Belgium’s recovery plan is in the top ten in the European Union when it comes to having a positive climate effect, according to a European study by an environmental think tank and supported by researchers from Solvay University in Brussels.
Overall, the “Green Recovery Tracker” analysis found that €3.33 billion of the €5.925 billion Belgium will receive from the EU will be invested in projects with a positive impact on its climate bill, whilst 35% of its budget is dedicated to improving its climate bill.
“Belgium is one of the best performers in Europe,” Marek Hudon and Sandrine Meyer, professors at the Solvay Brussels School, who oversaw the analysis comparing it with ten other European countries, told Belga news agency.
Led by the Wuppertal Institute, the study analysed whether Belgium’s recovery plan, which on Friday was one of the first sent to the European Commission, would help to reduce the country’s emissions (this must be cut by 35 to 40% by 2030).
The analysis classified the projects submitted to the European Commission as part of countries’ recovery plans into six categories from having a “very positive” effect on climate to a”very negative” effect.
The projects included by Belgium were aimed at improving public transport (train, tram, etc.) and soft mobility and facilitating the breakthrough of renewable energies, such as the construction of an energy hub in the North Sea.

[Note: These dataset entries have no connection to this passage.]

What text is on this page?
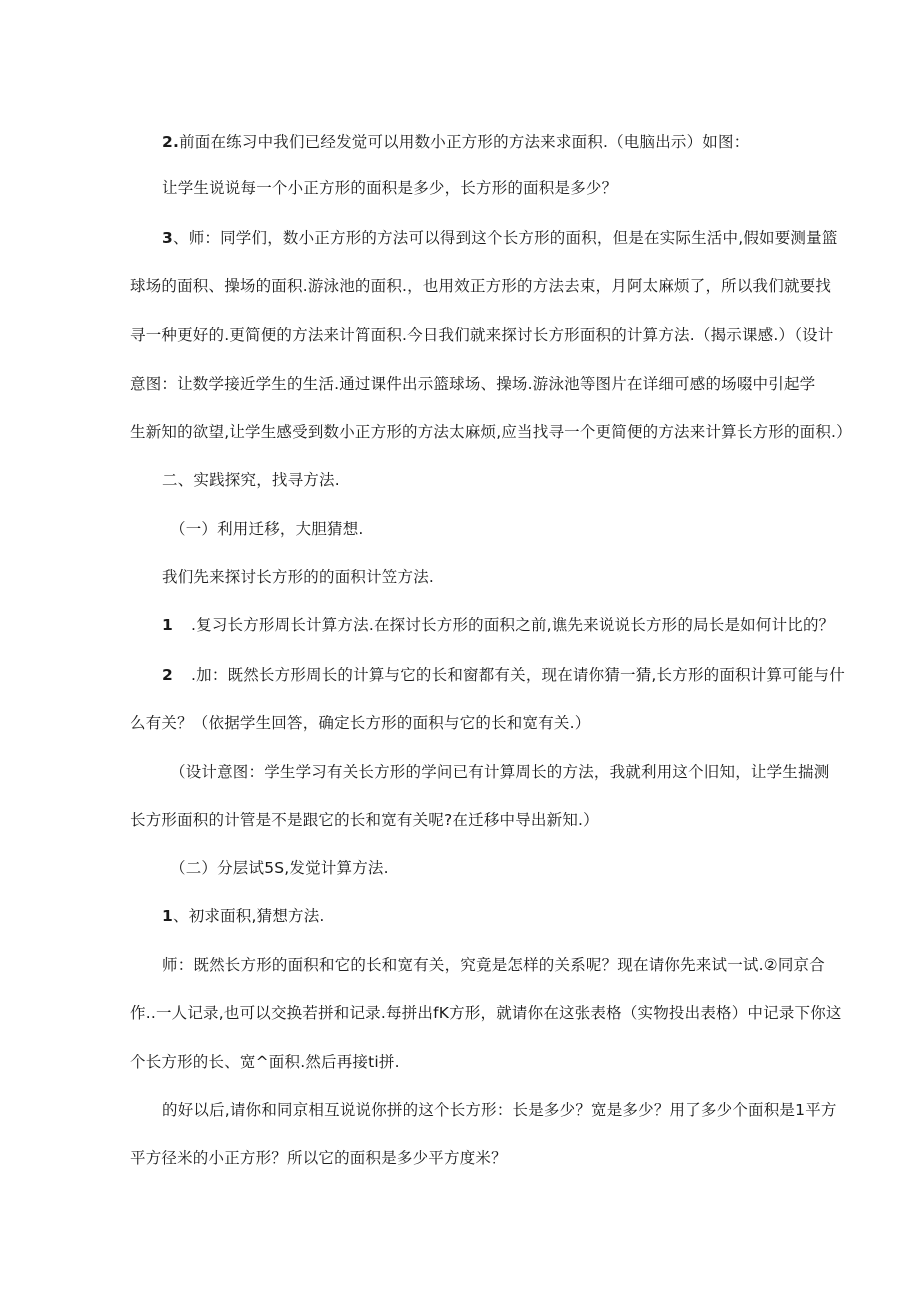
2.前面在练习中我们已经发觉可以用数小正方形的方法来求面积.（电脑出示）如图：
让学生说说每一个小正方形的面积是多少，长方形的面积是多少？
3、师：同学们，数小正方形的方法可以得到这个长方形的面积，但是在实际生活中,假如要测量篮
球场的面积、操场的面积.游泳池的面积.，也用效正方形的方法去束，月阿太麻烦了，所以我们就要找
寻一种更好的.更简便的方法来计筲面积.今日我们就来探讨长方形面积的计算方法.（揭示课感.）（设计
意图：让数学接近学生的生活.通过课件出示篮球场、操场.游泳池等图片在详细可感的场啜中引起学
生新知的欲望,让学生感受到数小正方形的方法太麻烦,应当找寻一个更简便的方法来计算长方形的面积.）
二、实践探究，找寻方法.
（一）利用迁移，大胆猜想.
我们先来探讨长方形的的面积计笠方法.
1 .复习长方形周长计算方法.在探讨长方形的面积之前,谯先来说说长方形的局长是如何计比的？
2 .加：既然长方形周长的计算与它的长和窗都有关，现在请你猜一猜,长方形的面积计算可能与什
么有关？（依据学生回答，确定长方形的面积与它的长和宽有关.）
（设计意图：学生学习有关长方形的学问已有计算周长的方法，我就利用这个旧知，让学生揣测
长方形面积的计管是不是跟它的长和宽有关呢?在迁移中导出新知.）
（二）分层试5S,发觉计算方法.
1、初求面积,猜想方法.
师：既然长方形的面积和它的长和宽有关，究竟是怎样的关系呢？现在请你先来试一试.②同京合
作..一人记录,也可以交换若拼和记录.每拼出fK方形，就请你在这张表格（实物投出表格）中记录下你这
个长方形的长、宽^面积.然后再接ti拼.
的好以后,请你和同京相互说说你拼的这个长方形：长是多少？宽是多少？用了多少个面积是1平方
平方径米的小正方形？所以它的面积是多少平方度米？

More specifically, it mentioned the installation of intelligent road lighting in Wallonia, the creation of a “renovation laboratory” in Brussels, the raising of bridges on the Albert Canal, and the development of recharging points for electric vehicles.
Belgium’s “climate-negative” projects are mainly in digitisation and aeronautics and space (€30 million euros will be invested in these projects), as these projects emit a lot of greenhouse gases, according to the analysis.
The European average of the ten countries analysed is 27%; France gets 23%, Germany 34%. Finland leads the way as 42% of its budget is very climate-friendly.